Auch andere Autobauer nutzen bereits ausgediente Batterien als stationäre Stromspeicher. BMW hatte 2017 in Leipzig eine sogenannte Speicherfarm mit bis zu 700 BMW-i3-Akkus in Betrieb genommen, um die Energie aus vier werkseigenen Windrädern zwischenspeichern. Audi nutzt seit Ende 2021 Lithium-Ionen-Akkus aus Erprobungsfahrzeugen in seinen „Charging Hub“ genannten Schnellladestationen.

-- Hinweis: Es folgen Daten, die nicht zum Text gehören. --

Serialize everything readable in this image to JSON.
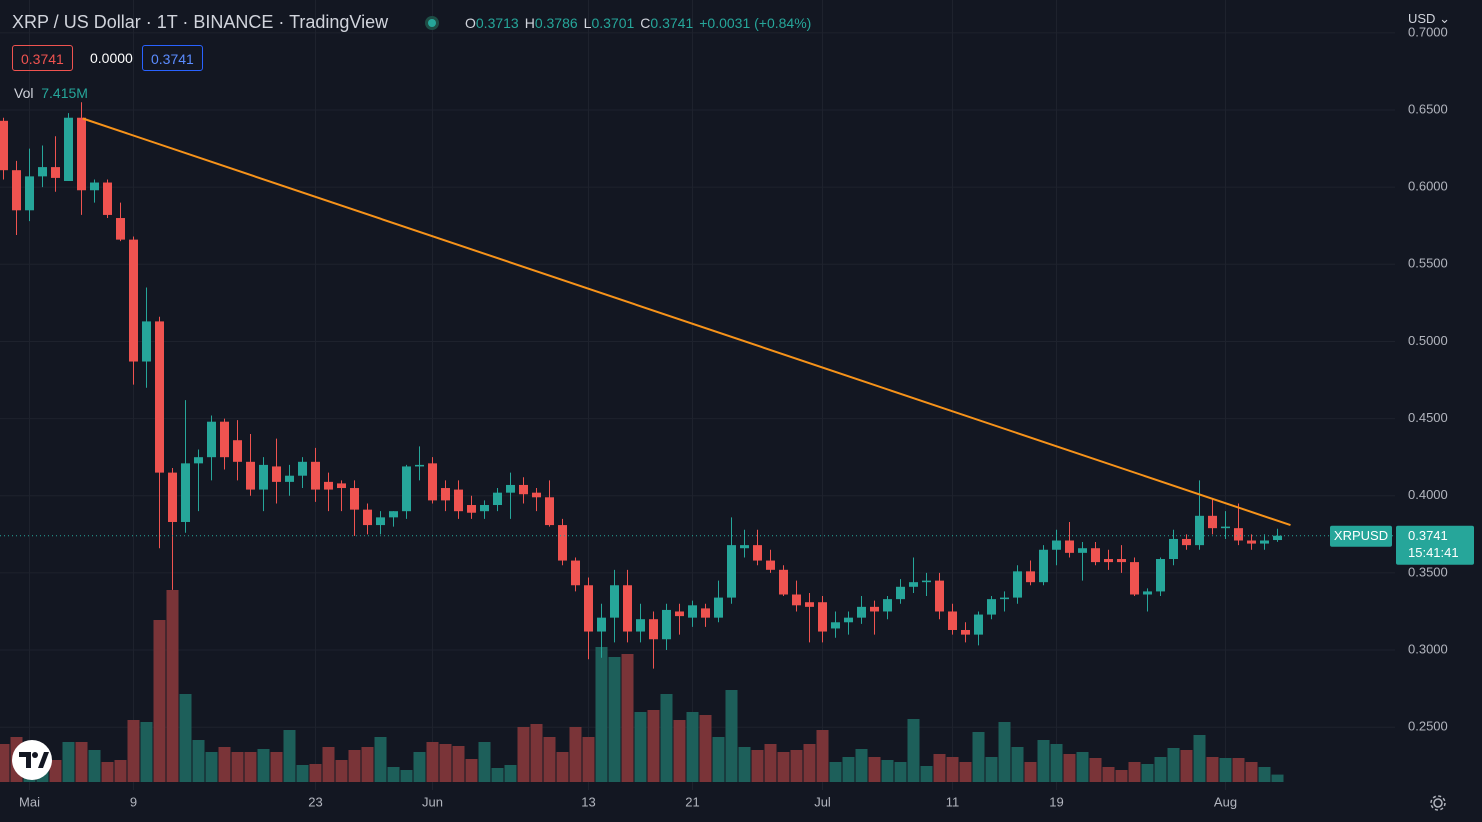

Schwierige Aufgabe für Giovanni Palazzo

Die VW-Tochter Elli war mit großen Ambitionen gestartet, ist aber bislang nicht ins Laufen gekommen. Erst seit Anfang Juli ist Giovanni Palazzo als Chef der Ladenetzsparte im Amt. Seine Hauptaufgabe: das Unternehmen profitabel machen. Denn zuletzt schrieb Elli hohe Verluste. VW-Chef Oliver Blume sei nicht wirklich zufrieden, schrieb jüngst das „Manager Magazin“.

Die von Elli angebotenen Wallboxen verkaufen sich laut dem Magazin schlecht, auch weil es an verschiedenen Stellen interne Konkurrenz gibt und der Handel am liebsten mit eigenen Partnern arbeitet. Palazzo will nun dem Bericht zufolge alles anders machen als seine Vorgängerin Elke Temme, die das Unternehmen im Februar verlassen hatte.